Page:Dickens - Contes de Noël, traduction Lorain, 1857.djvu/134

La bibliothèque libre.
Le texte de cette page a été corrigé et est conforme au fac-similé.

« Eh bien ! père, s’écria Meg après un intervalle de silence.

— J’y suis, j’y suis, m’y voilà, ma chère, dit Trotty.

— Dieu de bonté ! fit Meg, il a perdu la tête.
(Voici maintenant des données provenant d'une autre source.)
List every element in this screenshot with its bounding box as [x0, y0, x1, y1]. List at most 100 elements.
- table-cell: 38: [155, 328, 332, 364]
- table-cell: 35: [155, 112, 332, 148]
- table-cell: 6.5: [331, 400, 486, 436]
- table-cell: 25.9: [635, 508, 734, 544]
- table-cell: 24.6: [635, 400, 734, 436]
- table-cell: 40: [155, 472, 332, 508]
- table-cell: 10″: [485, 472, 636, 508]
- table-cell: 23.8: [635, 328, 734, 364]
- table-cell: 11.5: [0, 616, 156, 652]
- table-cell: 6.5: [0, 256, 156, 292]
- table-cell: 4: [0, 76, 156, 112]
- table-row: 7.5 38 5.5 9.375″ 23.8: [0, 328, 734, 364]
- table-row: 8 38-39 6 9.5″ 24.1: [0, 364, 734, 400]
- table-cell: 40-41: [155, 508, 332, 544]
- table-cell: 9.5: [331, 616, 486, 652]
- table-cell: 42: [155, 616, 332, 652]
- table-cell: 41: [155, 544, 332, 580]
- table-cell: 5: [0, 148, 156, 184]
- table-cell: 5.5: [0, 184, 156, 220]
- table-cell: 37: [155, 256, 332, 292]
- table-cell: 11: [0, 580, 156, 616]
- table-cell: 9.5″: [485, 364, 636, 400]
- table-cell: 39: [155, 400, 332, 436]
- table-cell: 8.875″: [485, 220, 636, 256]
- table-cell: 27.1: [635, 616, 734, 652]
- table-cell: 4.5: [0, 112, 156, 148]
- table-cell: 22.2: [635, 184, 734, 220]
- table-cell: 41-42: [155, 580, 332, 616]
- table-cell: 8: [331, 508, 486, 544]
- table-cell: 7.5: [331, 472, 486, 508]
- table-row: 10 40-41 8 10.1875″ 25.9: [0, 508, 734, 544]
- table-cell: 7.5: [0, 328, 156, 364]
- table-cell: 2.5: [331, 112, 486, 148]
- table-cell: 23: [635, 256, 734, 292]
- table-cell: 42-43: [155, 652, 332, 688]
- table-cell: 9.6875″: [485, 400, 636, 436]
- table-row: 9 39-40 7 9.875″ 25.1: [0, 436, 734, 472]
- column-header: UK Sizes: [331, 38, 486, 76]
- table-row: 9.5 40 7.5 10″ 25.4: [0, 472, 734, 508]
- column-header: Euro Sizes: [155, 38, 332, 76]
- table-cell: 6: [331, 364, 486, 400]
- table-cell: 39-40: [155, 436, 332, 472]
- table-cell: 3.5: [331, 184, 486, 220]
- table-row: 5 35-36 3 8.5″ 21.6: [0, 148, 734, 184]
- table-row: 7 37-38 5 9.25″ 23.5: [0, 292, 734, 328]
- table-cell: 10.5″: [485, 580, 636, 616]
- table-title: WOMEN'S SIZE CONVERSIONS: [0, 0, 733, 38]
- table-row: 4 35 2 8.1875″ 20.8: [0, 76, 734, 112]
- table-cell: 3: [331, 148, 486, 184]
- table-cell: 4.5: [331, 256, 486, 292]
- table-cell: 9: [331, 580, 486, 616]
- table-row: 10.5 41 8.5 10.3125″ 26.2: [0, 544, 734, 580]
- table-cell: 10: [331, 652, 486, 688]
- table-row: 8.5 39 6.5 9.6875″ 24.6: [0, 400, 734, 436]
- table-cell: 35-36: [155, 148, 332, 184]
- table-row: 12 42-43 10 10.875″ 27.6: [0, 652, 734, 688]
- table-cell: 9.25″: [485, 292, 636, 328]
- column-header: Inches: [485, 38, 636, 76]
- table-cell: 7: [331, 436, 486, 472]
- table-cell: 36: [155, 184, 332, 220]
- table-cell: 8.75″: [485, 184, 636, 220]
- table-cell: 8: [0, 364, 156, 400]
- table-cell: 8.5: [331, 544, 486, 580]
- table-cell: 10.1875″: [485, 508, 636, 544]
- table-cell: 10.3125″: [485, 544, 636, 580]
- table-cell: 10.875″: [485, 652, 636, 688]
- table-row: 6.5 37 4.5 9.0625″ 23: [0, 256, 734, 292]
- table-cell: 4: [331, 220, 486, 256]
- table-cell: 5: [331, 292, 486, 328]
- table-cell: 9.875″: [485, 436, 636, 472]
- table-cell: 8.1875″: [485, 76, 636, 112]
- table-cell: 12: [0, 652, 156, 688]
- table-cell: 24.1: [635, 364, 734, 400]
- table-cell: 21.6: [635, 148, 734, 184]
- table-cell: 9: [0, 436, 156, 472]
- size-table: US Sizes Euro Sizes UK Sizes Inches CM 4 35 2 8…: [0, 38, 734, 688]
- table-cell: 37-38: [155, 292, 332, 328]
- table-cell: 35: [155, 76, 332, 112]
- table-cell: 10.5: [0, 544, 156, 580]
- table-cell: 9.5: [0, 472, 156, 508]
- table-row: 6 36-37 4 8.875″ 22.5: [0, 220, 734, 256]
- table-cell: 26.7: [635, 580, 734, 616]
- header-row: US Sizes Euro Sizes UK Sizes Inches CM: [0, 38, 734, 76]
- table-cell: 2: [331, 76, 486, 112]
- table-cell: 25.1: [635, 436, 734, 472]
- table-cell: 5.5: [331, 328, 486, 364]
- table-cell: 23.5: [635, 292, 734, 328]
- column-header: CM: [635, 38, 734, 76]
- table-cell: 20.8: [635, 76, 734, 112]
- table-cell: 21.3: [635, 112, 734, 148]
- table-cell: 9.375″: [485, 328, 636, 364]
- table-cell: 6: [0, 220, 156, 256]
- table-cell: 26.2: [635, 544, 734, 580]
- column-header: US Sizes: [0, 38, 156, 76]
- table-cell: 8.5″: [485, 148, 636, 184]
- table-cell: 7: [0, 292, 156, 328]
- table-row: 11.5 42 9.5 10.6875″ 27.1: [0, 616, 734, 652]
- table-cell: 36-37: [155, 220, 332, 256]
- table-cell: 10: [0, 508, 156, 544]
N’a-t-il pas mis le chapeau de cette chère petite sur la bouilloire, et accroché le couvercle derrière la porte !

— Je ne l’ai pas fait exprès, mon amour, dit Trotty se hâtant de réparer sa faute ; Meg, ma Meg chérie ! »

Meg leva les yeux de son côté et vit que le brave homme, après maints efforts, s’était juché derrière la chaise de son hôte, et de là, avec force gestes mystérieux, lui montrait par-dessus la tête de Fern les douze sous qu’il venait de gagner.

« J’ai vu en entrant, ma mignonne, dit-il, une demi-once de thé quelque part sur l’escalier, et je suis à peu près sûr qu’il y avait aussi une tranche de lard. Comme je ne puis me rappeler exactement où c’était, je vais aller chercher moi-même. »

Grâce à cet impénétrable artifice, Toby sortit pour aller acheter, argent comptant, chez Mme Chickenstalker, les susdits comestibles ; après quoi il revint, affectant de dire qu’il avait eu d’abord quelque peine à les trouver dans l’obscurité.

« Mais les voilà enfin, dit-il en disposant ce qu’il fallait pour le thé, tout y est ; j’étais bien sûr qu’il y avait du thé et une tranche de lard ; je ne me trompais pas. Meg, ma biche, si tu veux faire le thé, pendant que ton indigne père fera griller le lard, nous serons prêts à la minute. Une circonstance singulière, poursuivit Trotty se mettant en devoir de vaquer à ses fonctions culinaires, à l’aide de la fourchette à rôtir, une circonstance bien singulière et bien curieuse, mais bien connue de mes amis, c’est que je ne me suis jamais soucié de lard ni de thé. J’aime à voir les autres s’en régaler, ajouta-t-il très-haut afin de mieux convaincre son hôte ; mais, pour ce qui me regarde, comme aliments, ils me sont particulièrement désagréables. »

Cependant Trotty aspirait de toutes ses narines l’odeur du lard qui siffiait devant le feu !… tout comme s’il l’eût aimé ; et. quand il versa l’eau bouillante dans la théière, il regarda avec amour dans les profondeurs de ce bon petit pot, et laissa la vapeur odorante venir tourbillonner autour de son nez, et envelopper son visage et sa tête d’un épais nuage. Néanmoins, et malgré tout, il ne voulut ni boire ni manger, si ce n’est tout à fait au commencement, pour la forme, une bouchée seulement qu’il parut savourer avec un plaisir infini, quoique, à l’entendre, il ne s’en souciât nullement.

Non ; la grande affaire de Trotty, c’était de voir ses deux nouveaux amis manger et boire. Il en était de même de Meg.